Así lo señaló en una conferencia de prensa el subdirector ejecutivo del Programa Mundial de Alimentos de las Naciones Unidas, Carl Skau, quien visitó la zona en estos días.
“La situación es cada vez más desesperada y caótica. En lo que respecta a la seguridad alimentaria, logramos hacer una encuesta durante la pausa (de los combates) y lo que encontramos fue que la mitad de la población está pasando hambre. La triste realidad es también que nueve de cada 10 personas no comen lo suficiente, no comen todos los días y no saben de dónde vendrá la próxima comida. (…) También lo que encontramos es miedo: realmente lo ves en los ojos de las personas y lo escuchas cuando hablas con ellas. Hay muchas preguntas y mucha confusión sobre lo que sucederá a continuación”, dijo Skau.
El funcionario se refirió también a los desplazamientos forzados por los bombardeos e indicó que, a raíz de las advertencias, miles de personas dejaron sus casas en el Norte para dirigirse al Sur y los refugios que estableció la ONU ya están desbordados, por lo que familias enteras se han instalado en sus alrededores con carpas o simplemente rodeadas por sus pertenencias.

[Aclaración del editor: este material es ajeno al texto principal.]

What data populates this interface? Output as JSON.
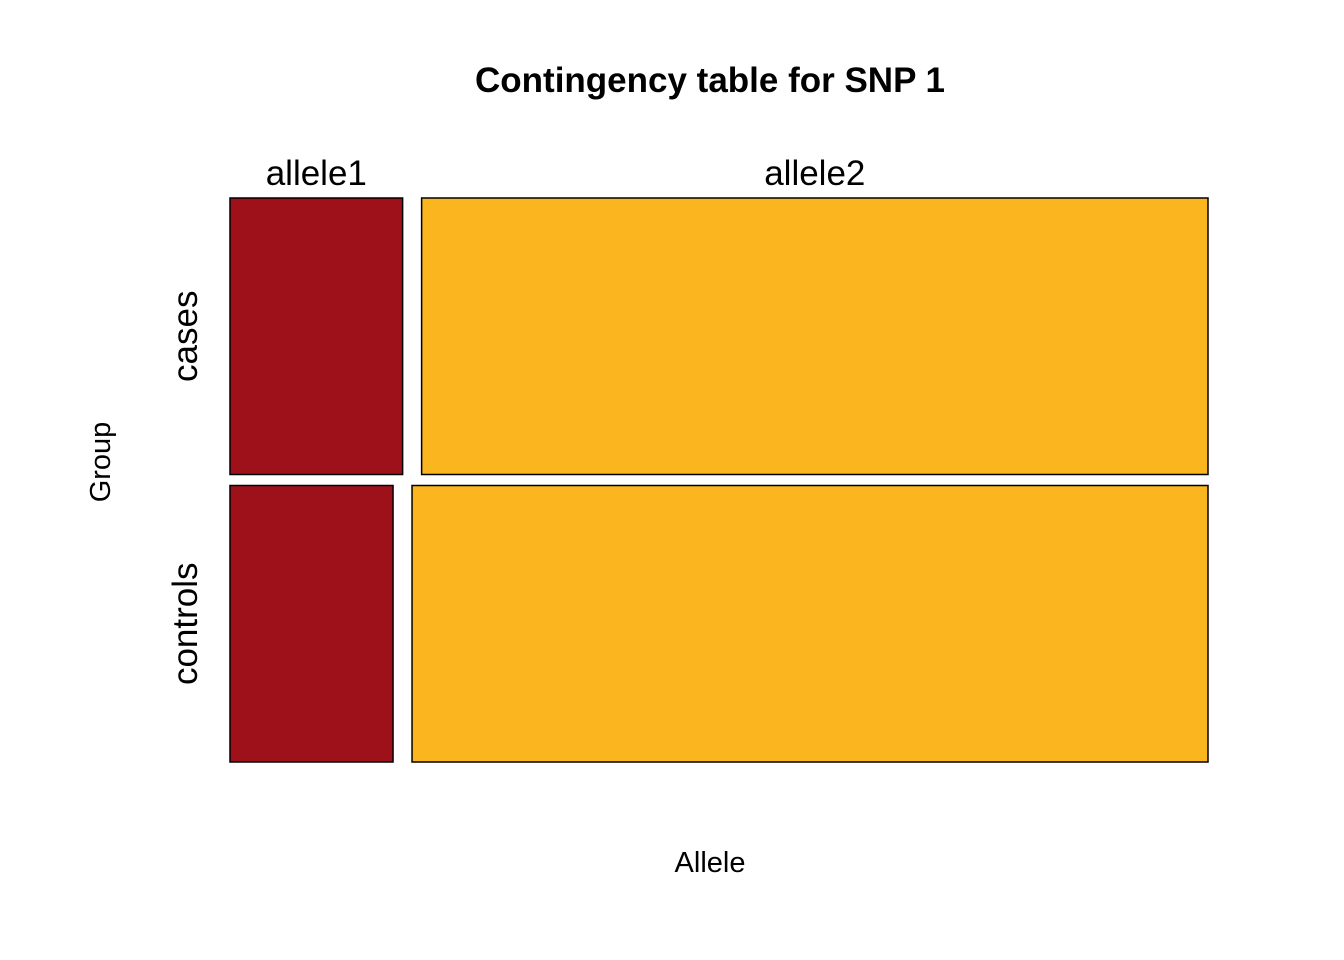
{
  "chart_data": {
    "type": "mosaic",
    "title": "Contingency table for SNP 1",
    "xlabel": "Allele",
    "ylabel": "Group",
    "columns": [
      "allele1",
      "allele2"
    ],
    "rows": [
      "cases",
      "controls"
    ],
    "row_proportions": [
      0.5,
      0.5
    ],
    "cells": [
      {
        "row": "cases",
        "column": "allele1",
        "proportion": 0.18
      },
      {
        "row": "cases",
        "column": "allele2",
        "proportion": 0.82
      },
      {
        "row": "controls",
        "column": "allele1",
        "proportion": 0.17
      },
      {
        "row": "controls",
        "column": "allele2",
        "proportion": 0.83
      }
    ],
    "colors": {
      "allele1": "#9E111A",
      "allele2": "#FBB61F"
    }
  }
}
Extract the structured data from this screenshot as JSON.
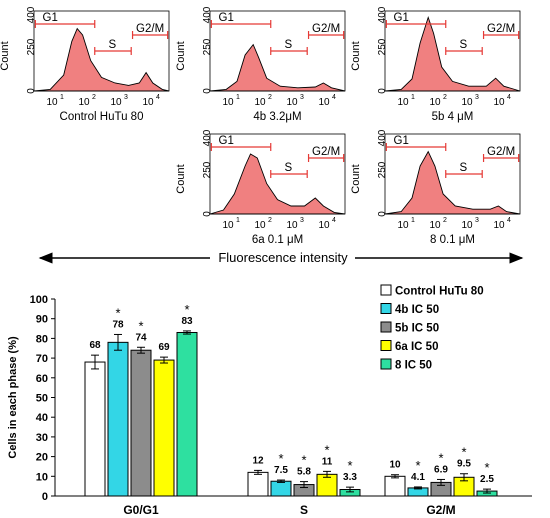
{
  "histograms": [
    {
      "caption": "Control HuTu 80",
      "y_axis_label": "Count",
      "y_ticks": [
        "0",
        "250",
        "400"
      ],
      "x_ticks": [
        "10",
        "10",
        "10",
        "10"
      ],
      "x_exponents": [
        "1",
        "2",
        "3",
        "4"
      ],
      "gate_labels": [
        "G1",
        "S",
        "G2/M"
      ],
      "fill_color": "#f08080"
    },
    {
      "caption": "4b  3.2μM",
      "y_axis_label": "Count",
      "y_ticks": [
        "0",
        "250",
        "400"
      ],
      "x_ticks": [
        "10",
        "10",
        "10",
        "10"
      ],
      "x_exponents": [
        "1",
        "2",
        "3",
        "4"
      ],
      "gate_labels": [
        "G1",
        "S",
        "G2/M"
      ],
      "fill_color": "#f08080"
    },
    {
      "caption": "5b  4 μM",
      "y_axis_label": "Count",
      "y_ticks": [
        "0",
        "250",
        "400"
      ],
      "x_ticks": [
        "10",
        "10",
        "10",
        "10"
      ],
      "x_exponents": [
        "1",
        "2",
        "3",
        "4"
      ],
      "gate_labels": [
        "G1",
        "S",
        "G2/M"
      ],
      "fill_color": "#f08080"
    },
    {
      "caption": "6a  0.1 μM",
      "y_axis_label": "Count",
      "y_ticks": [
        "0",
        "250",
        "400"
      ],
      "x_ticks": [
        "10",
        "10",
        "10",
        "10"
      ],
      "x_exponents": [
        "1",
        "2",
        "3",
        "4"
      ],
      "gate_labels": [
        "G1",
        "S",
        "G2/M"
      ],
      "fill_color": "#f08080"
    },
    {
      "caption": "8  0.1 μM",
      "y_axis_label": "Count",
      "y_ticks": [
        "0",
        "250",
        "400"
      ],
      "x_ticks": [
        "10",
        "10",
        "10",
        "10"
      ],
      "x_exponents": [
        "1",
        "2",
        "3",
        "4"
      ],
      "gate_labels": [
        "G1",
        "S",
        "G2/M"
      ],
      "fill_color": "#f08080"
    }
  ],
  "fluorescence_label": "Fluorescence intensity",
  "chart_data": {
    "type": "bar",
    "categories": [
      "G0/G1",
      "S",
      "G2/M"
    ],
    "ylabel": "Cells in each phase (%)",
    "xlabel": "",
    "ylim": [
      0,
      100
    ],
    "yticks": [
      0,
      10,
      20,
      30,
      40,
      50,
      60,
      70,
      80,
      90,
      100
    ],
    "grid": false,
    "legend_position": "top-right",
    "series": [
      {
        "name": "Control HuTu 80",
        "color": "#ffffff",
        "values": [
          68,
          12,
          10
        ],
        "labels": [
          "68",
          "12",
          "10"
        ],
        "errors": [
          3.5,
          1,
          0.8
        ],
        "significant": [
          false,
          false,
          false
        ]
      },
      {
        "name": "4b IC 50",
        "color": "#33d6e6",
        "values": [
          78,
          7.5,
          4.1
        ],
        "labels": [
          "78",
          "7.5",
          "4.1"
        ],
        "errors": [
          4,
          0.6,
          0.5
        ],
        "significant": [
          true,
          true,
          true
        ]
      },
      {
        "name": "5b IC 50",
        "color": "#8c8c8c",
        "values": [
          74,
          5.8,
          6.9
        ],
        "labels": [
          "74",
          "5.8",
          "6.9"
        ],
        "errors": [
          1.5,
          1.5,
          1.5
        ],
        "significant": [
          true,
          true,
          true
        ]
      },
      {
        "name": "6a IC 50",
        "color": "#ffff00",
        "values": [
          69,
          11,
          9.5
        ],
        "labels": [
          "69",
          "11",
          "9.5"
        ],
        "errors": [
          1.5,
          1.5,
          1.8
        ],
        "significant": [
          false,
          true,
          true
        ]
      },
      {
        "name": "8    IC 50",
        "color": "#2ee0a0",
        "values": [
          83,
          3.3,
          2.5
        ],
        "labels": [
          "83",
          "3.3",
          "2.5"
        ],
        "errors": [
          0.8,
          1.2,
          1.0
        ],
        "significant": [
          true,
          true,
          true
        ]
      }
    ],
    "significance_marker": "*"
  }
}
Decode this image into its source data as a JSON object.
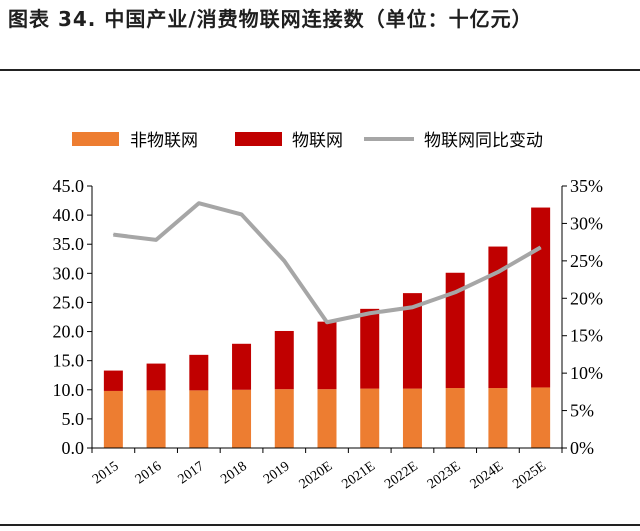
{
  "title": "图表 34. 中国产业/消费物联网连接数（单位：十亿元）",
  "colors": {
    "non_iot": "#ED7D31",
    "iot": "#C00000",
    "yoy": "#A6A6A6"
  },
  "chart_data": {
    "type": "bar",
    "stacked": true,
    "categories": [
      "2015",
      "2016",
      "2017",
      "2018",
      "2019",
      "2020E",
      "2021E",
      "2022E",
      "2023E",
      "2024E",
      "2025E"
    ],
    "series": [
      {
        "name": "非物联网",
        "type": "bar",
        "axis": "left",
        "values": [
          9.8,
          9.9,
          9.9,
          10.0,
          10.1,
          10.1,
          10.2,
          10.2,
          10.3,
          10.3,
          10.4
        ]
      },
      {
        "name": "物联网",
        "type": "bar",
        "axis": "left",
        "values": [
          3.5,
          4.6,
          6.1,
          7.9,
          10.0,
          11.6,
          13.7,
          16.4,
          19.8,
          24.3,
          30.9
        ]
      },
      {
        "name": "物联网同比变动",
        "type": "line",
        "axis": "right",
        "values": [
          28.5,
          27.8,
          32.7,
          31.2,
          25.0,
          16.8,
          18.0,
          18.8,
          20.8,
          23.5,
          26.8
        ]
      }
    ],
    "y_left": {
      "ylim": [
        0,
        45
      ],
      "ticks": [
        "0.0",
        "5.0",
        "10.0",
        "15.0",
        "20.0",
        "25.0",
        "30.0",
        "35.0",
        "40.0",
        "45.0"
      ]
    },
    "y_right": {
      "ylim": [
        0,
        35
      ],
      "ticks": [
        "0%",
        "5%",
        "10%",
        "15%",
        "20%",
        "25%",
        "30%",
        "35%"
      ]
    },
    "legend_position": "top",
    "grid": false
  }
}
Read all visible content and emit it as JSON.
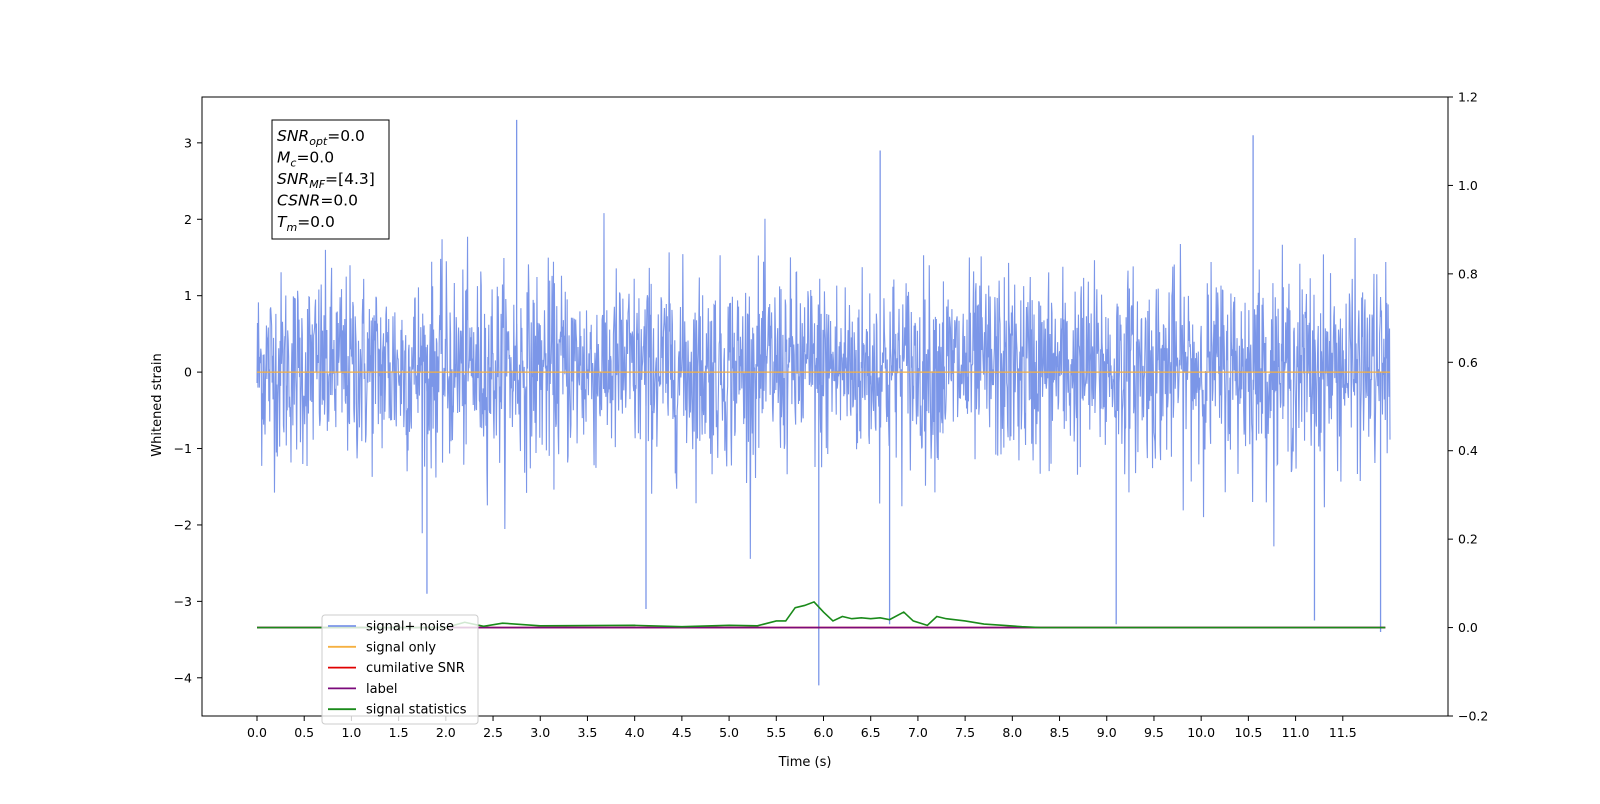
{
  "chart_data": {
    "type": "line",
    "xlabel": "Time (s)",
    "ylabel": "Whitened strain",
    "ylim": [
      -4.5,
      3.6
    ],
    "y2lim": [
      -0.2,
      1.2
    ],
    "x_range": [
      0,
      12
    ],
    "x_ticks": [
      "0.0",
      "0.5",
      "1.0",
      "1.5",
      "2.0",
      "2.5",
      "3.0",
      "3.5",
      "4.0",
      "4.5",
      "5.0",
      "5.5",
      "6.0",
      "6.5",
      "7.0",
      "7.5",
      "8.0",
      "8.5",
      "9.0",
      "9.5",
      "10.0",
      "10.5",
      "11.0",
      "11.5"
    ],
    "y_ticks": [
      "3",
      "2",
      "1",
      "0",
      "−1",
      "−2",
      "−3",
      "−4"
    ],
    "y2_ticks": [
      "1.2",
      "1.0",
      "0.8",
      "0.6",
      "0.4",
      "0.2",
      "0.0",
      "−0.2"
    ],
    "noise_band": {
      "typical_range": [
        -1.7,
        1.8
      ],
      "max_peak": 3.3,
      "min_peak": -4.1
    },
    "series": [
      {
        "name": "signal+ noise",
        "color": "#7b96e8",
        "axis": "left"
      },
      {
        "name": "signal only",
        "color": "#f5b041",
        "axis": "left",
        "value": 0.0
      },
      {
        "name": "cumilative SNR",
        "color": "#e00000",
        "axis": "right",
        "value": 0.0
      },
      {
        "name": "label",
        "color": "#7b0a7b",
        "axis": "right",
        "value": 0.0
      },
      {
        "name": "signal statistics",
        "color": "#1a8a1a",
        "axis": "right",
        "x": [
          0.0,
          2.0,
          2.2,
          2.4,
          2.6,
          3.0,
          4.0,
          4.5,
          5.0,
          5.3,
          5.5,
          5.6,
          5.7,
          5.8,
          5.9,
          6.0,
          6.1,
          6.2,
          6.3,
          6.4,
          6.5,
          6.6,
          6.7,
          6.85,
          6.95,
          7.1,
          7.2,
          7.3,
          7.5,
          7.7,
          7.9,
          8.1,
          8.3,
          11.95
        ],
        "values": [
          0.0,
          0.0,
          0.012,
          0.003,
          0.01,
          0.004,
          0.005,
          0.002,
          0.005,
          0.004,
          0.015,
          0.015,
          0.045,
          0.05,
          0.058,
          0.035,
          0.015,
          0.025,
          0.02,
          0.022,
          0.02,
          0.022,
          0.018,
          0.035,
          0.015,
          0.005,
          0.025,
          0.02,
          0.015,
          0.008,
          0.005,
          0.002,
          0.0,
          0.0
        ]
      }
    ],
    "annotation": [
      {
        "label": "SNR",
        "sub": "opt",
        "value": "=0.0"
      },
      {
        "label": "M",
        "sub": "c",
        "value": "=0.0"
      },
      {
        "label": "SNR",
        "sub": "MF",
        "value": "=[4.3]"
      },
      {
        "label": "CSNR",
        "sub": "",
        "value": "=0.0"
      },
      {
        "label": "T",
        "sub": "m",
        "value": "=0.0"
      }
    ],
    "legend_position": "lower-left",
    "grid": false
  }
}
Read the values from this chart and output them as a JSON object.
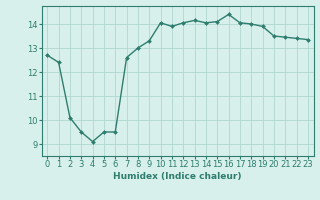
{
  "x": [
    0,
    1,
    2,
    3,
    4,
    5,
    6,
    7,
    8,
    9,
    10,
    11,
    12,
    13,
    14,
    15,
    16,
    17,
    18,
    19,
    20,
    21,
    22,
    23
  ],
  "y": [
    12.7,
    12.4,
    10.1,
    9.5,
    9.1,
    9.5,
    9.5,
    12.6,
    13.0,
    13.3,
    14.05,
    13.9,
    14.05,
    14.15,
    14.05,
    14.1,
    14.4,
    14.05,
    14.0,
    13.9,
    13.5,
    13.45,
    13.4,
    13.35
  ],
  "line_color": "#2e7d6e",
  "marker": "D",
  "markersize": 2.0,
  "linewidth": 1.0,
  "xlabel": "Humidex (Indice chaleur)",
  "xlabel_fontsize": 6.5,
  "ylim": [
    8.5,
    14.75
  ],
  "xlim": [
    -0.5,
    23.5
  ],
  "yticks": [
    9,
    10,
    11,
    12,
    13,
    14
  ],
  "xticks": [
    0,
    1,
    2,
    3,
    4,
    5,
    6,
    7,
    8,
    9,
    10,
    11,
    12,
    13,
    14,
    15,
    16,
    17,
    18,
    19,
    20,
    21,
    22,
    23
  ],
  "grid_color": "#b0d8d0",
  "bg_color": "#d8f0ec",
  "tick_color": "#2e7d6e",
  "tick_fontsize": 6.0,
  "figsize": [
    3.2,
    2.0
  ],
  "dpi": 100
}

Como punto positivo, destacó que durante los siete días de alto el fuego el Programa Mundial de Alimentos de la ONU pudo “cumplir de forma ordenada” con la entrega de alimentos a decenas de miles de refugiados.
Skau reiteró el pedido de la ONU por un nuevo alto el fuego y la apertura de más puntos para la entrega de ayuda humanitaria, actualmente reducida a Rafah, el paso fronterizo entre la Franja de Gaza y Egipto.